Rara memilih bungkam daripada berdebat dengan Rasyid. Bosan dengan keadaan ini, apalagi tak ada perubahan sedikitpun dari Rara, akhirnya lelaki melihat jam yang melingkar di tanganya, waktunya untuk kembali ke kamar dan mempersiapkan pelajaran untuk besok.

"Peraturan dipondok di buat agar para santri atau murid mendapatkan ilmu yang bermanfaat. Inshaa Allah itu bisa digunakan sebagai bekal kita di akhirat. Peraturan memang dibuat dengan sifat memaksa, tapi itu untuk kebaikan diri kita sendiri. Agar kita menjadi orang yang disiplin dan lebih tanggung jawab. Kalo begitu saya pergi dulu, assalamu'alaykum." Pesannya pada gadis itu. Rasyid mengatakan hal penting pada Rara sebelum dia pergi meninggalkan gadis yang membawa buku di depannya. Tubunya berjalan menjauh dari lokasi menuju tempat beristirahat.

Rara termenung sejenak. Sekelebat persepsi menghujam perspektifnya. Dia nyaris gila oleh pikiran-pikiran yang masuk secara paksa ke dalam otaknya. Apalagi, dia belum tahu nama lelaki yang menceramahinya beberapa detik barusan.

Tak ingin rasa penasarannya memuncak, Rara segera mengambil keputusan. "Tunggu." kata Rara sambil melempar batu kecil dan mengenai punggung Rasyid. Seketika Rasyid berhenti dan membalikkan badannya.

"Nama lo Rasyid 'kan?" Rara menaikkan kembali alisnya sebagai tanda menanyakan sesuatu dan menunggu jawaban itu. Di tempatnya dia berteriak, "Gue Adora Listiana. Lo bisa panggil gue Rara. Jadi kalo lo nemuin buku gue yang ketinggalan, lo bisa balikin buku itu ke gue."

Bergegas, langkah besarnya berlari kecil ke arah Rasyid. Rara berdiri sembari mengulurkan tangannya. Berusaha berkenalan secara formal dengan lelaki kaku itu

Lelaki berpeci dan memakai baju koko tersebut melengkungkan senyum indah. "Hai, Rara. Nama saya Muhammad Ar-Rasyid. Kamu bisa panggil saya Rasyid." Rasyid menelangkupkan tangannya.

Karena Rasyid tidak membalas uluran tangannya. Segera ia menarik kembali tangannya yang hampa.

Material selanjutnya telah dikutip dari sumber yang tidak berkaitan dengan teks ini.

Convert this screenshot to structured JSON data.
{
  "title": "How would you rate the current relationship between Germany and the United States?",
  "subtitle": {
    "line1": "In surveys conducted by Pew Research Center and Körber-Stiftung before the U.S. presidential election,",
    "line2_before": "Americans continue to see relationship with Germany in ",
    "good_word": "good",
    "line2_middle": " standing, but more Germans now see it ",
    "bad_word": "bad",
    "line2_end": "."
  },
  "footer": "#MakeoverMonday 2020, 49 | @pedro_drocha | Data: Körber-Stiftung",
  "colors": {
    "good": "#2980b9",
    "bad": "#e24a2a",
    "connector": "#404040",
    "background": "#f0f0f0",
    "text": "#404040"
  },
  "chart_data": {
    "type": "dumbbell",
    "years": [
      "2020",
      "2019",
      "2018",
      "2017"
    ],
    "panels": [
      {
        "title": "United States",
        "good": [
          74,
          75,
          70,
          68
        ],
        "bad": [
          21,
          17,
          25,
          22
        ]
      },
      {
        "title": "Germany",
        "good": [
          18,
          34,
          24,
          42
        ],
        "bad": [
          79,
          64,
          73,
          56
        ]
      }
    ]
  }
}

"Senang bisa berkenalan denganmu, saya harus kembali ke kamar. Kamu harus segera kembali ke kamarmu sebelum ada keamanan yang datang. Dan maaf, seperinya ini kesalahan saya.. sebenarnya ikhwan tidak diperbolehkan bertemu dengan akhwat bila tidak ada keperluan yang penting, tapi karena tadi saya melihat kamu di area ikhwan, jadi saya menegaskan tata tertib itu. Afwan, jika menyinggung perasaan kamu, Ra." Ucapnya lembut. Tatapan teduh mata itu tidak lepas dari bumi.

Rasyid berjalan meninggalkan Rara.

Selanjutnya, Rara mengangguk paham dan melanjutkan membaca. Tidak lama  bu Ayu  datang, gurat wajah tak suka tercetak jelas di sana. Tanpa basa basi, bu Ayu menggandengnya paksa untuk mengikuti kegiatan pondok. Rara meronta bahkan sempat menatap bu Ayu tajam, tapi mata Rara kalah oleh tatapan mata bu Ayu. Mau tidak mau dia berjalan mengikuti bu Ayu

⏪⏩

Rara sekarang berada di kamar dengan wajah yang ditekuk. Dihempaskannya tubuh lelah itu di atas kasur asrama. Matanya terpejam sejenak. Fatimah hanya tersenyum melihat Rara.

"Kakak lain kali jangan buat masalah dengan bu Ayu. Bu Ayu guru paling tegas di asrama." Ucapan Fatimah terdengar di sela-sela helaan napas Rara.

Dia bergumam, "Iya gue tau."  Rara merubah posisi tubuhnya, disenderkan punggung di pinggir kasur. Ia teringat kejadian tadi sore. "Gue tadi ketemu lagi sama Rasyid." kata Rara menatap Fatimah. Kilasan kejadian itu kembali terputar dalam memori jangka panjangnya. Entah kenapa dia terus memikirkan hal tersebut. Mungkin karena perkataan Rasyid yang bisa membuat pemikirannya berubah sedemikian rupa?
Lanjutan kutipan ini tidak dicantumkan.